Türk-İş Genel Sekreteri ve Türk Metal Sendikası Genel Başkanı Pevrul Kavlak, bir konuşmasında, dünyada güçler savaşı yaşandığına dikkat çekerek, yeni bir sisteme ihtiyaç olduğunu söylemiş. Türk Metal Sendikası Genel Başkanı Pevrul Kavlak’ın çizdiği dünya tablosu şöyle: ‘’Küresel güçler, gelişmiş ülkeler ile çok uluslu şirketler arasındaki nikâhsız evliliğin sonucu. Güçlü devletler ve güçlü ekonomilerin hepsi kuzey yarım kürede. Dünya Gıda Örgütü’ne göre her 5 saniyede, 10 yaşın altında bir çocuk açlıktan ölüyor, her gün 20 binden fazla insan açlıktan ölüyor, 1 milyara yakın insan da açlık sınırının altında yaşıyor. Bunların tamamına yakını güney yarım kürede, yani Afrika, Güneydoğu Asya, Güney Amerika ülkelerinde. Kuzey zenginliğin, güney ise yoksulluğun yarım küresi olmuş. ‘Küreselleşme’ diyorlar, ama kürenin aşağıdaki yarısını gözden çıkarmışlar. Az gelişmiş ülkelere biçilen kader, sömürge olmaktan başka bir şey değil. Bunun sebebi de küresel güçlerin enerjisinin tükenmek üzere olması. Onlara yeni enerji kaynakları lâzım. Irak’ın sahip olduğu 145 milyar varile yakın petrol rezervi, 3 trilyon metreküpü aşan doğalgaz kaynakları şimdi Amerikalı ve İngiliz petrol şirketlerinin emrinde.’’ (AA, 24 Mart 2012)
Dünyanın yeni bir düzene ihtiyaç duyduğunu da ifade eden sendikacı Kavlak, şunları da söylemiş: “(Ülkemiz açısından) İtirazımız, ekonomideki gelişmelerin, büyüklüğünün bize, halka yansımaması. Ekonomiyi biz taşıyoruz, büyütüyoruz, ama büyüme bize yansımıyor. Üretim, yatırım, istihdam yok. İnsanların yüzde 17’si yoksulluk sınırının altında, 2,5 milyon insan kredi kartı borcunu ödeyemediği için kara listeye alındı. Hani büyüme, hani yansıması?’’
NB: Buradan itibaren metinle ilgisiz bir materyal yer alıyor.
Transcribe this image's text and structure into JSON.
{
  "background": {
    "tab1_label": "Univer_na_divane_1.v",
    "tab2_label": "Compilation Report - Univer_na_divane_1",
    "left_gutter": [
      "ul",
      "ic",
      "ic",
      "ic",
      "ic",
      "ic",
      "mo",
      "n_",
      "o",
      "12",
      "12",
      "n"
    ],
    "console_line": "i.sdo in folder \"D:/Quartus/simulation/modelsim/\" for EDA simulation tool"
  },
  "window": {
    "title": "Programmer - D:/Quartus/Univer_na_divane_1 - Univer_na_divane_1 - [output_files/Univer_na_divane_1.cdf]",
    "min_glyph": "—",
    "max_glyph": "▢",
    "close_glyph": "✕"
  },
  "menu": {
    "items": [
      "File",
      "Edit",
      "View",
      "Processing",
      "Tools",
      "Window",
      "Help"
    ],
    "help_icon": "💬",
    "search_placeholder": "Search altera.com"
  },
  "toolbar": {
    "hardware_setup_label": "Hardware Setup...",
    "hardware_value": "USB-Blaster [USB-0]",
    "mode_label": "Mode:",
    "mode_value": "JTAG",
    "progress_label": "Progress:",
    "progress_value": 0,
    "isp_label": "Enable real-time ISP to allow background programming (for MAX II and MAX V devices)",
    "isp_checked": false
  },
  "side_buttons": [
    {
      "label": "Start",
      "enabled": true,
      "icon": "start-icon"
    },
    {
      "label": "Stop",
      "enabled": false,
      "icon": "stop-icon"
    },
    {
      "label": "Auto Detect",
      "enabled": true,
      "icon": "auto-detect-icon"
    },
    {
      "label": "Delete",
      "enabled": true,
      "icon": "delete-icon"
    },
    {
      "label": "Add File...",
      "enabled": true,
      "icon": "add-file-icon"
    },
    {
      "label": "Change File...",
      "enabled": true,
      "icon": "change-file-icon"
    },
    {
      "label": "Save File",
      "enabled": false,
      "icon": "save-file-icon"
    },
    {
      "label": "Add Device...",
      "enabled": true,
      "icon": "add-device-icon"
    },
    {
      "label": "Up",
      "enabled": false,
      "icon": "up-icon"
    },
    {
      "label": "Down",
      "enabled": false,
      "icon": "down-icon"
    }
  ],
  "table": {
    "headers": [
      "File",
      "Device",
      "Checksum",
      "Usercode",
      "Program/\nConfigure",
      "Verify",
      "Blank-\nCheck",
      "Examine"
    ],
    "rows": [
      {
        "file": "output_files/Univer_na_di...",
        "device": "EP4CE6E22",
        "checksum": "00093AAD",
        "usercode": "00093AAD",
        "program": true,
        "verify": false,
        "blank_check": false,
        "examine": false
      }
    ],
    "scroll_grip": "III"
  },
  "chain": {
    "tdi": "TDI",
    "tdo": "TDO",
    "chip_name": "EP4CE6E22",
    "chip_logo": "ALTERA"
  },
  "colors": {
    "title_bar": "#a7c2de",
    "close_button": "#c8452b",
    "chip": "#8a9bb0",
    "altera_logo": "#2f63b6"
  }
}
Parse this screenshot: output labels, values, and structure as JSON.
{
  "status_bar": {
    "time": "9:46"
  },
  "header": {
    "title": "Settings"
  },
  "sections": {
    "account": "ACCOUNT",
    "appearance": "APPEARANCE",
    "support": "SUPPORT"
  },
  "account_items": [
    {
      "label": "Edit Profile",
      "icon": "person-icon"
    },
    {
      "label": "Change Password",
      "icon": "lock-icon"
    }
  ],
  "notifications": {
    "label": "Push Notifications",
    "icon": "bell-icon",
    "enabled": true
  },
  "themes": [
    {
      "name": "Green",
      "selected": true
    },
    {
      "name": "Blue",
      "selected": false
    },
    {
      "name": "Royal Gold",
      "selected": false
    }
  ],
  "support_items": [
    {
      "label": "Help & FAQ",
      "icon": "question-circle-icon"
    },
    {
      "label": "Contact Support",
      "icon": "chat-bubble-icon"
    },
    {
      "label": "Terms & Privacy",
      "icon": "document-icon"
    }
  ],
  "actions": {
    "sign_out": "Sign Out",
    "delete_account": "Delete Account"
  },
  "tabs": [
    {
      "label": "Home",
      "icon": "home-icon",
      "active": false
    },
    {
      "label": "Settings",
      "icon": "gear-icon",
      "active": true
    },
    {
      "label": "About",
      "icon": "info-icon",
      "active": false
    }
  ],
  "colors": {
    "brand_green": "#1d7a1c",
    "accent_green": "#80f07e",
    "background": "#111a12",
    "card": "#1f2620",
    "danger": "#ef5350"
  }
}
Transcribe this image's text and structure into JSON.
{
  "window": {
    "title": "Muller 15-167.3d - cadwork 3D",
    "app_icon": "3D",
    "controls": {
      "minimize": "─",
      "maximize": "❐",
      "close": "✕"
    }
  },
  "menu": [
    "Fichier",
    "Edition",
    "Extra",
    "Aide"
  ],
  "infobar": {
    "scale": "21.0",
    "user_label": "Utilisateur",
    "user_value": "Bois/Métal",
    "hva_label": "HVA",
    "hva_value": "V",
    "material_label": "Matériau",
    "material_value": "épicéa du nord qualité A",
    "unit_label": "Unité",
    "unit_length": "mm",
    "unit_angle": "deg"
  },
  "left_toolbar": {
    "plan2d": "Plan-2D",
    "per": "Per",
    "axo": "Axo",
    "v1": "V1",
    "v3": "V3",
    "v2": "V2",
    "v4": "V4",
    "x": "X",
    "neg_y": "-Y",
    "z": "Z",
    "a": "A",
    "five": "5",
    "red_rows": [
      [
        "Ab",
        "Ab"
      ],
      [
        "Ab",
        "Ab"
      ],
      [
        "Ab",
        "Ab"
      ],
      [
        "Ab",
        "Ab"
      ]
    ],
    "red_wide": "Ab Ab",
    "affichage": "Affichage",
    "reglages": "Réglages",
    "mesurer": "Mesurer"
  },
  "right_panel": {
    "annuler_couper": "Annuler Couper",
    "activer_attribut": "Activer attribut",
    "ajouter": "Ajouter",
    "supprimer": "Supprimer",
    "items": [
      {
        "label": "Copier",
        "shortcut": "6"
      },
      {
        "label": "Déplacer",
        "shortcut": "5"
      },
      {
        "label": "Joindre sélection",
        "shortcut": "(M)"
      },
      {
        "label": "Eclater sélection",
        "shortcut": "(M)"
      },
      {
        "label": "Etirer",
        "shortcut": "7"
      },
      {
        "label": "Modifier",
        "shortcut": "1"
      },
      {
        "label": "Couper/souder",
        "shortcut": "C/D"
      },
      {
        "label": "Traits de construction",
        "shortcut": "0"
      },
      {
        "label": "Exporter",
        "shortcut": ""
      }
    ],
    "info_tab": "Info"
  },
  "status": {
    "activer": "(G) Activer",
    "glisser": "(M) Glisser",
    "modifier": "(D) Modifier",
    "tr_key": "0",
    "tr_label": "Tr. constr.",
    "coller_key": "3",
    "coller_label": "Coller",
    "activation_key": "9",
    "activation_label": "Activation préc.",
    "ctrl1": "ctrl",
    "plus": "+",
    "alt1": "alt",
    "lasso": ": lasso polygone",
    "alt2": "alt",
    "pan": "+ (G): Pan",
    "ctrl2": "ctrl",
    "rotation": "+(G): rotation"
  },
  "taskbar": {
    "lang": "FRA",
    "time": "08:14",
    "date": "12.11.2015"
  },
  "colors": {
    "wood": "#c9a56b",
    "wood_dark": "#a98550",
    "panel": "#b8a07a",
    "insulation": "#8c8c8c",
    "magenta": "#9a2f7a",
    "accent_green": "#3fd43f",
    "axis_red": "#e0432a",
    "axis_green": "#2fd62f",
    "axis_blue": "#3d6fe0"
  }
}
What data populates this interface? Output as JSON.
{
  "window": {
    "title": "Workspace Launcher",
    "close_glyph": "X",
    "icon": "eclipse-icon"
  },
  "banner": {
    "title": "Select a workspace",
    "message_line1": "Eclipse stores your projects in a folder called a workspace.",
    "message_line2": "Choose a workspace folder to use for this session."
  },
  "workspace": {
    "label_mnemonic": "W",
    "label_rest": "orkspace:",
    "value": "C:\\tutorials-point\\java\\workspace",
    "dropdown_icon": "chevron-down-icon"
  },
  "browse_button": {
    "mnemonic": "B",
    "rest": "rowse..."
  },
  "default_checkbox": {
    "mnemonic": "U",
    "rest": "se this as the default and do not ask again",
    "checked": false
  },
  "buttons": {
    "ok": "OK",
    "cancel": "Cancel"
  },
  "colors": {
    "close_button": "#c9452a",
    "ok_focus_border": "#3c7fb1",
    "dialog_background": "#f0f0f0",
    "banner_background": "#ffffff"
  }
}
Ekonomik büyüklüğün adil paylaşılmadığı noktasında her halde ihtilâf yoktur. Çünkü Türkiye’yi idare edenler de bu hususlara dikkat çekip, hedefin “adil paylaşma” olduğunu, gelir dağılımının düzeltilmesi gerektiğini beyan ediyorlar. O halde ‘büyüme’ noktasında atılan adımların bu yönde olması gerekmez mi?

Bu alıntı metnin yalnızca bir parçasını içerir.